Scatter plot comparing Strix with guidance provided by SemML and the default Trueness. On the left, we depict the total runtime excluding time spent for computing the guidance, and on the right we show the total time. We plot all models for which at least one method produced a result and count timeouts as 20 min (twice the timeout of 10 min). Note that the plot is logarithmic. The dashed lines denote a 10x difference.

Adapting SemML to Strix In order to adapt our underlying approach, we require several non-trivial changes to SemML. We discuss the “mismatches” between the current approach and how they could be addressed. First, Strix selects a globally optimal edge to explore while SemML suggest actions locally. In particular, our scoring is not trained to compare edges of two different states. While trueness seems to be a good compromise for the time being, we believe that (through significant engineering effort) Strix can be modified to accommodate local recommendations, or, alternatively, a more sophisticated indicator of a state’s global relevance can be learnt. Second, Strix performs two searches, one for the environment and one for the system player. However, the parity games we deal with are not entirely symmetric – environment always moves first. Thus, we cannot directly apply SemML’s ranking to environment states, as they have a different structure. Here, we believe that the best solution is to train a separate model for the environment (or rather, six further models). Thirdly, Strix only constructs the automaton explicitly and computes the game implicitly. As such, Strix requests scoring information only for edges in the automaton and not in the game. This can be addressed by closely integrating the scoring computation with the exploration of the automaton – instead of rebuilding the game for each edge (pq), we can compute all scores for all outgoing edges of p at once.

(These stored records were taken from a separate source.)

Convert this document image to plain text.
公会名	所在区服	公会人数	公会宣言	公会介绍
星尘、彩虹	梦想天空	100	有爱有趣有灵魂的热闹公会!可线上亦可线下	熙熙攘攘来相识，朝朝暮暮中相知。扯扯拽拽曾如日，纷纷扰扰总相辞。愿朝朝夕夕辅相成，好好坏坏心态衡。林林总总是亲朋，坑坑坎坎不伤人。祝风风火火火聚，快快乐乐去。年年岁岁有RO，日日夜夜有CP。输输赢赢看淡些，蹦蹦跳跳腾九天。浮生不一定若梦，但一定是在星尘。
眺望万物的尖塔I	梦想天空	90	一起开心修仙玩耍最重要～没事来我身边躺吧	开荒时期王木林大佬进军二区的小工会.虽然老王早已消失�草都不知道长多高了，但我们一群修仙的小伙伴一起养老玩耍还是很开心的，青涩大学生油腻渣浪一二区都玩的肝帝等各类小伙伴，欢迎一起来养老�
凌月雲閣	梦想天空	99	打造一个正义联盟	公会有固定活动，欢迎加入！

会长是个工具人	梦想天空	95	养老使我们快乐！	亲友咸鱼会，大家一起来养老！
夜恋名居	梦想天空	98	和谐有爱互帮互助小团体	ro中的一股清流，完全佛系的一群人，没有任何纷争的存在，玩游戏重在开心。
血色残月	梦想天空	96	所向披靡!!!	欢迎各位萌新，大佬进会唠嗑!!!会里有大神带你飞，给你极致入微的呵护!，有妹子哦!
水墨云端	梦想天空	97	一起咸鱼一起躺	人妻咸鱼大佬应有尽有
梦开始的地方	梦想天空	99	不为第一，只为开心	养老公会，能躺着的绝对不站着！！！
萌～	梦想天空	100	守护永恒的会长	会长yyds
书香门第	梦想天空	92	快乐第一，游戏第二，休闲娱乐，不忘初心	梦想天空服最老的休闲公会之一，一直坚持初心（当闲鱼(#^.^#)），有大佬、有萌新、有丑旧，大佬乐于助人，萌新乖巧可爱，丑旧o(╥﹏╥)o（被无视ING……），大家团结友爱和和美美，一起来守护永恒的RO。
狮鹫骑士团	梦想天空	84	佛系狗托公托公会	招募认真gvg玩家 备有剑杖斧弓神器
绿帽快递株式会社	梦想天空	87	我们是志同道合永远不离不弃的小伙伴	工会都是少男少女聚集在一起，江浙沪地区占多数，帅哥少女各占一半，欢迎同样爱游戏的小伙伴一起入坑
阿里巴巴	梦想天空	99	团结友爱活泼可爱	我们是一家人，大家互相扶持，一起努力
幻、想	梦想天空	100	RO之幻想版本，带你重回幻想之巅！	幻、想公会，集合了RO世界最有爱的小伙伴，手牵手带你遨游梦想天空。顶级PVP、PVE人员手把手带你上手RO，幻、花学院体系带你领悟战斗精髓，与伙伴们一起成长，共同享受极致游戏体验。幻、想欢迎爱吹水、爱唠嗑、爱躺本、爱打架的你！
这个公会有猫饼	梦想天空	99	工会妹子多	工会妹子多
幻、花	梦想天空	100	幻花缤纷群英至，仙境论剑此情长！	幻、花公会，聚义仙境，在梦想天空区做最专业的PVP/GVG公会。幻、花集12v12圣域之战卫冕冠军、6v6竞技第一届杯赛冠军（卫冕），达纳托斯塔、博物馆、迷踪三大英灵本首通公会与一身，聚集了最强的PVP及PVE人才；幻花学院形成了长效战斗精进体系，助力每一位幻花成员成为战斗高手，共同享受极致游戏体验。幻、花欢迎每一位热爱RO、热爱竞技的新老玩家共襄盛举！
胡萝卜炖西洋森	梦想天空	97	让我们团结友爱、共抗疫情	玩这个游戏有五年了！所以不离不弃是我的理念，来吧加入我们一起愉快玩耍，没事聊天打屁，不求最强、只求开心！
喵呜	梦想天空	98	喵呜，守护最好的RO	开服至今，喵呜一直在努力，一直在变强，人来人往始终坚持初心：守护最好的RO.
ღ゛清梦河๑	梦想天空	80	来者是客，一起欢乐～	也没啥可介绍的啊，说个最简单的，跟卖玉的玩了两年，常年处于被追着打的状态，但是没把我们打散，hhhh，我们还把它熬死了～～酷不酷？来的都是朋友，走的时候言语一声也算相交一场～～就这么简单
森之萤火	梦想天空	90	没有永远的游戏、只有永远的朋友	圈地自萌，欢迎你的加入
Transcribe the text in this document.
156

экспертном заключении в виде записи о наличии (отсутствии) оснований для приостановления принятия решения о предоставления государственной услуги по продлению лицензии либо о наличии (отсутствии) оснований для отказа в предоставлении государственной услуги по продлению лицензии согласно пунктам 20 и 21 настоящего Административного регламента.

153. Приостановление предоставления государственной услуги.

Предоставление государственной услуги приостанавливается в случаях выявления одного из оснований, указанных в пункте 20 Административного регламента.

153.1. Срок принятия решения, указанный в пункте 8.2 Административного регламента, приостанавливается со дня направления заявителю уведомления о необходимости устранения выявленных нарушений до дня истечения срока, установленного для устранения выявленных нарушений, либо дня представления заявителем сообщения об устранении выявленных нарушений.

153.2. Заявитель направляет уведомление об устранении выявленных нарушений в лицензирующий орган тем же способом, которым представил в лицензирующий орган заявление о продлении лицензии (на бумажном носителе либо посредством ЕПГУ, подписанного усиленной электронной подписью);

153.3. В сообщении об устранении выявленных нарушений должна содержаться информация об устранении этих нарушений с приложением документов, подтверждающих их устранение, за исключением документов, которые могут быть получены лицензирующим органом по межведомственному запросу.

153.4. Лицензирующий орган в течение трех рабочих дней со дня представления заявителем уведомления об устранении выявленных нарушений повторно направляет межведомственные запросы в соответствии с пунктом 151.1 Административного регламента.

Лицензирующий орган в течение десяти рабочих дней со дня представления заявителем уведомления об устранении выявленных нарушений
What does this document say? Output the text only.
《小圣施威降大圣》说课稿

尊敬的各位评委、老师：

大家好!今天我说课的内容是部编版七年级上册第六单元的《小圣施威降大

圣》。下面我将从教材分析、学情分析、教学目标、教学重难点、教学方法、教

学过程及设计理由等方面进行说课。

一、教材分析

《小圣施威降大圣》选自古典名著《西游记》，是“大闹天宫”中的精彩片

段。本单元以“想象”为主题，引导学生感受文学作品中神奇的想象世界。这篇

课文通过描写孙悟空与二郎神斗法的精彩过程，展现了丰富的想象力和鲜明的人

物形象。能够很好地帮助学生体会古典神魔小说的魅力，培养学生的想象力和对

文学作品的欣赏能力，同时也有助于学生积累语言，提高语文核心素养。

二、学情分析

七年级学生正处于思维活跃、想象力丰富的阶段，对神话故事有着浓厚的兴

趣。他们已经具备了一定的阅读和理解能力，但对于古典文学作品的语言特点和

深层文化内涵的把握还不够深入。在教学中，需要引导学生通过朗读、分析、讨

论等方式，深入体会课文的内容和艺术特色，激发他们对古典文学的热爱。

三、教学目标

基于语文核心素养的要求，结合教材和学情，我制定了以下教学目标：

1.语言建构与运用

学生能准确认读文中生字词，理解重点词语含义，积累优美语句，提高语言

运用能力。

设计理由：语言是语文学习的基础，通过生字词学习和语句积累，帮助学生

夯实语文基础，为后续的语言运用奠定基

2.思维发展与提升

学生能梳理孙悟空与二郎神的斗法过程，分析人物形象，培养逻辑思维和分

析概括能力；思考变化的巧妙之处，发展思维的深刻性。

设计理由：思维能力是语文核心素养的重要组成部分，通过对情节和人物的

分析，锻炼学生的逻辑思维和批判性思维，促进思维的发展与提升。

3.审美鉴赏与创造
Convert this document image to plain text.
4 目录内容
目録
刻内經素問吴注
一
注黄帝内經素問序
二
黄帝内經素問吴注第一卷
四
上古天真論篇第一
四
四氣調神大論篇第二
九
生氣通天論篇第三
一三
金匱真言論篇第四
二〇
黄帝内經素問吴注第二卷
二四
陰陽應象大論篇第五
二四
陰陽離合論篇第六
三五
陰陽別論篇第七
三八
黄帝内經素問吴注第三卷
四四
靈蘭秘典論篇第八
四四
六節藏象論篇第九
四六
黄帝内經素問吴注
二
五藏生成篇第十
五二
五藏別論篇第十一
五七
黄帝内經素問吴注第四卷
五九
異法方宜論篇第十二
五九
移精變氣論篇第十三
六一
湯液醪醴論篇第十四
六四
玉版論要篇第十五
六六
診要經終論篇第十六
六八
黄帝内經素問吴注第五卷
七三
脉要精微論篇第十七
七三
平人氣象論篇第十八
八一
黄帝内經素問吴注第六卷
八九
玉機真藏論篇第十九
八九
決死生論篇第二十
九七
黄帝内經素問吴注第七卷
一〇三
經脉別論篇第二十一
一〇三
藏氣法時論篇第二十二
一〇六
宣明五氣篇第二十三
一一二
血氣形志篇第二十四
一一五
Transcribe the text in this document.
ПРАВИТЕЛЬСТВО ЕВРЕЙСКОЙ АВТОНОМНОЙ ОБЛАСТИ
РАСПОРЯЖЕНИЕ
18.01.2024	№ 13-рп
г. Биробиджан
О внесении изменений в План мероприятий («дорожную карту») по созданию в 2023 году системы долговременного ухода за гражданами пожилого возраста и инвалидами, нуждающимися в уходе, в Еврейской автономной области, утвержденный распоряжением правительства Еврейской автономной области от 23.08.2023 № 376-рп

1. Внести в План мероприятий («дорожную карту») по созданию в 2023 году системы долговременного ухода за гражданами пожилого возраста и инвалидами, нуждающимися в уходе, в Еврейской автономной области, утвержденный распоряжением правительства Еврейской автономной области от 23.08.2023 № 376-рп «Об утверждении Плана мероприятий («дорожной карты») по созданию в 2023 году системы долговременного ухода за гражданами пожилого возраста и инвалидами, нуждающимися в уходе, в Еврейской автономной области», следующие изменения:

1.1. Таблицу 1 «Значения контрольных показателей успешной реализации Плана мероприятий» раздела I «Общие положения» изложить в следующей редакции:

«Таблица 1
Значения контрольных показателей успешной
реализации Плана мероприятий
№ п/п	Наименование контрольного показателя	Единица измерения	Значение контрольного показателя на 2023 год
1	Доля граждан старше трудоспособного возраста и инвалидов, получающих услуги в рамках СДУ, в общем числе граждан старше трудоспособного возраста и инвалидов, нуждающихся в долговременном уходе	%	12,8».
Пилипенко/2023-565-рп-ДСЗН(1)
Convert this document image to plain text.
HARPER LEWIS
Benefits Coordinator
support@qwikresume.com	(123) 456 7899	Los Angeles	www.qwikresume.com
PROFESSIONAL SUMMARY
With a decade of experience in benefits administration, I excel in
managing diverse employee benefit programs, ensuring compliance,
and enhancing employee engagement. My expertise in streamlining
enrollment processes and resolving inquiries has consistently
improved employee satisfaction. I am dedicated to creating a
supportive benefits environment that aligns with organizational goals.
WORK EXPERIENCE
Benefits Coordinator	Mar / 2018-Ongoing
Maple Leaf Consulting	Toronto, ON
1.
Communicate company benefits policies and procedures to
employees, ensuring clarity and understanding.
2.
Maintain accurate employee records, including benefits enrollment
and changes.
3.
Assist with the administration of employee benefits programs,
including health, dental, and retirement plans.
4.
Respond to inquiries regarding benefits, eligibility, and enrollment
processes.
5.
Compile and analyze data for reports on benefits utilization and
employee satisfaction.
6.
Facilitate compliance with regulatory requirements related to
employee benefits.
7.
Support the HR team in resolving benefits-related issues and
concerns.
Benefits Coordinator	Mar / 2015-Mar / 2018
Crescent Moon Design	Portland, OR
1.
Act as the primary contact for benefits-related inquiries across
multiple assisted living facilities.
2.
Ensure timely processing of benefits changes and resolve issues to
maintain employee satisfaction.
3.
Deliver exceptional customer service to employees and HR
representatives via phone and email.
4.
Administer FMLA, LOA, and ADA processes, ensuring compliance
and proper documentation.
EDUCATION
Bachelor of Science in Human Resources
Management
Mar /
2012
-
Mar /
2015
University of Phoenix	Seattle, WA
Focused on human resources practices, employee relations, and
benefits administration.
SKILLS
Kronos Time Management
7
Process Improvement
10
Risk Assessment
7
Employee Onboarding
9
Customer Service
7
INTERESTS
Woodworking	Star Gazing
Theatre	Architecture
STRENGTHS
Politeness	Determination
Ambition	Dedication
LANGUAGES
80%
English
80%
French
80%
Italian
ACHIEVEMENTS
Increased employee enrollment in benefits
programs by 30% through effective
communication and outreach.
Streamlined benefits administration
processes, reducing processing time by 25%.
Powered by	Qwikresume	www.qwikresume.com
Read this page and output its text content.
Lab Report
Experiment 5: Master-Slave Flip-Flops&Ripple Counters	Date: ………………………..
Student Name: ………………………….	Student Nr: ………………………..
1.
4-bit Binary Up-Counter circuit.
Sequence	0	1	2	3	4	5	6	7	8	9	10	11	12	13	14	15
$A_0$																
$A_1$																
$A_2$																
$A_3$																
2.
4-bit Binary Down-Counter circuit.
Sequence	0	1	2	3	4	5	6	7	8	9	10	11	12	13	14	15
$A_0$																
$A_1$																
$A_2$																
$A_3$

Finally, as we mentioned, Strix by default applies a decomposition approach which builds several sub-automata. These also are equipped with semantic labelling, however with a different meaning – enough to create a significant hurdle for our learning approach. We note that Strix actually builds automata by communicating with Owl through a highly optimized interface between Java and C++, significantly complicating passing information back and forth between the processes.

7 Conclusion

We demonstrated that semantic labelling can be exploited for practical gains in LTL synthesis. Our experimental evaluation shows that we vastly outperform the simple approach of [22], the first step in this direction. Moreover, despite several mismatches, our approach shows promising results for real world applications of this idea, i.e. when combined with the state-of-the-art tool Strix.

Future Work. As discussed above, the main point for future work is a tight, tailored integration with Strix. In particular, we want to modify our approach to be applicable to the decomposition methods of Strix, modify Strix to consider local guidance, and actually learn for the precise task required by Strix.

Aside from this, we believe that there might be further interesting features (hand-crafted or learnt) which could provide us with additional insights. In particular, we want to employ automated feature extraction, through more sophisticated model architectures such as transformers or graph neural networks.